Making REM Fashionable

Globally renowned poet and ‘mother of Pacific education’ Professor Konai Helu-Thaman called on the need to make reconnections to ecology or reweaving ecology fashionable for Pacific Islanders at one of two seminars on the topic in Suva, Fiji.

Professor Helu-Thaman said making reweaving the ecological mat for the Pacific Islands means reclaiming our local, cultural and indigenous knowledge in order that we survive problems like climate change together.

The seminar, organized by the Oceania Centre for Culture, Arts and Pacific Studies is one in a series part of the Reweaving the Ecological Mat project coordinated by the Institute for Mission and Research, a programme of PTC.

Professor Helu-Thaman emphasized the importance of indigenous knowledge being studied in educational institutions across the Pacific to make for quality education because it’s our cultures that connects us to the oceans and one another.

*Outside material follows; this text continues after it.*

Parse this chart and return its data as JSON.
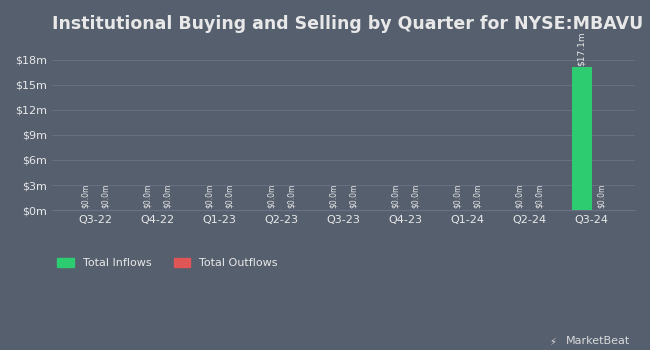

She added as the world globalizes and homogenizes we become more modern and less and less Pacific Islanders.

‘Modernity has a conforming influence on all of us, we are even trying to measure ourselves and our work using the standards of foreigners,’ she said.

‘The modern culture has this threatening homogenizing effect on all of us in our Pacific Islands. We are proud of our identity, the problem is in becoming modern, and we are becoming less Pacific Islanders.’

The dangerous thing about that, according to Professor Helu-Thaman we lose our indigenous knowledge systems, our holistic view of life, where all life is connected and circular, the past is the future, where the trees and species are our brothers and sisters and there is a spirituality that promotes respect for all life.

‘The problem with globalisation because it sees the world as rich and poor and the lifestyle of the rich is non-negotiable,’ she added.

‘We cannot survive the threat of climate change if we continue with this type of market driven culture.’

She added current education systems reinforce the market driven culture.

‘We need to reweave a new mat, where learning of indigenous knowledge is made vital,’ she said.

Professor Helu-Thaman said times have changed, where once indigenous knowledge was labeled as primitive, pre-logical and inferior, it is now considered by scientists and researchers as superior and important in resolving global environmental problems.

‘Now we hear they want to document this knowledge but they mean the just the physical aspects of it,’ Professor Helu-Thaman said.

She said indigenous knowledge and value system must be documented because they are important in themselves – all of it from the physical environment, leadership in communities, spiritual values attached to it – all spheres.